Малышей, подлечив немного, раздали на воспитание в турецкие семьи, чтобы там их воспитали в преданности Магометову закону, а заодно приучили терпеливо переносить лишения. Мальчиков запрещалось учить ремеслу и грамоте, но зато разрешалось наказывать и нагружать чёрной работой по хозяйству. С теми, кто постарше, так не поступишь – разбегутся или избалуются. Этих собирали вместе и направляли на тяжёлые работы под присмотром старых янычар – коруджи. Никакому ремеслу также не учили, понимали турки, что человек, имеющий в руках ремесло, не станет сражаться за два аспра в день. Часть аджеми огланов работали перевозчиками на Гелиоспонте, но большинство, и Семён в их числе, произведены были в бостанжи.

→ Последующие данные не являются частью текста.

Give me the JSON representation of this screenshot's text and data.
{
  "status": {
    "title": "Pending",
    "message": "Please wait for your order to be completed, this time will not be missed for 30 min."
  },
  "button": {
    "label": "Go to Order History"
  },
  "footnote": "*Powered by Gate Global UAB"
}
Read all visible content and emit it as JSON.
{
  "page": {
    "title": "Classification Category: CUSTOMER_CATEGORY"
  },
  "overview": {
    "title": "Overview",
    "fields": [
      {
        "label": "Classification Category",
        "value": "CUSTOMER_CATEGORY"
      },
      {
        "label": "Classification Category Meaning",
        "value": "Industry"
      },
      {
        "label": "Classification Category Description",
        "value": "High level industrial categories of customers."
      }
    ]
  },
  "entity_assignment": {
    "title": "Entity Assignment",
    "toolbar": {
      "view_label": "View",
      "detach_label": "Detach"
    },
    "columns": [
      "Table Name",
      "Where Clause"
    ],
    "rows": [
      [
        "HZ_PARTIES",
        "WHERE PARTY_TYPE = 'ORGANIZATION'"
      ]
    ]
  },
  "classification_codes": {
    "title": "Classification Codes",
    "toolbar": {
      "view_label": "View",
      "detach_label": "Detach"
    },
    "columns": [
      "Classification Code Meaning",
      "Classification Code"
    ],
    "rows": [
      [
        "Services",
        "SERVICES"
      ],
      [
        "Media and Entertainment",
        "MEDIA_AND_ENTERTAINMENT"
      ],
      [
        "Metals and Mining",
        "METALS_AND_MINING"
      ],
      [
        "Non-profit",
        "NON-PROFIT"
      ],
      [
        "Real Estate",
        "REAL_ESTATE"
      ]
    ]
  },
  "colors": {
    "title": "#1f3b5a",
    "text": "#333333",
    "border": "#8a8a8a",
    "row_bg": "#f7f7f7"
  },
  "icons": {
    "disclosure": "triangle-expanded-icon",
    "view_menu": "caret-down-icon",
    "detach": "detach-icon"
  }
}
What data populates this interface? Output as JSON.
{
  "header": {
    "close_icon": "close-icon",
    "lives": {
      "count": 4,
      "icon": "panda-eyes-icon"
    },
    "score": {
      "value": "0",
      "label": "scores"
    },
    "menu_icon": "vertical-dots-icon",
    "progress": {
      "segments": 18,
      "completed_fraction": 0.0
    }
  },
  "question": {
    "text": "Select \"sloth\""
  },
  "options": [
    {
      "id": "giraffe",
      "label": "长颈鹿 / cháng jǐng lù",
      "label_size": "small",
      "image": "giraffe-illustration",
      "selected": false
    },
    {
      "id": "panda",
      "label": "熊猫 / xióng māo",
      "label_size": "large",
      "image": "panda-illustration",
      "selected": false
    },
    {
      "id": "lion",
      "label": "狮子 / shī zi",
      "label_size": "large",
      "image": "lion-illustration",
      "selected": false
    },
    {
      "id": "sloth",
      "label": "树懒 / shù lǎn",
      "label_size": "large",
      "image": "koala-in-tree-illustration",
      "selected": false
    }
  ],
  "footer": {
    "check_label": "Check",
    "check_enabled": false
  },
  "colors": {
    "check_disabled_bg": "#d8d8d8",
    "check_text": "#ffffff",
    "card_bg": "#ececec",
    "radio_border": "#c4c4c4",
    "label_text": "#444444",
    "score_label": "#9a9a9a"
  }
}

Слово это, ежели на русский перетолмачить, значит – садовник. Вот только сады у турецкого султана не те, что в родных краях. Турецкие мужики столового оброка не знают, платят только подати. Легче им от этого не бывало, мытари и одними податями умеют душу вынимать. Зато для прокормления двора лучшие земли в Анатолии и Восточной Румелии отданы под султанские бостаны. Поскольку Семёна взяли в рекруты в Анатолии, то попал он под власть Румелийского аги – на запад от Мраморного моря.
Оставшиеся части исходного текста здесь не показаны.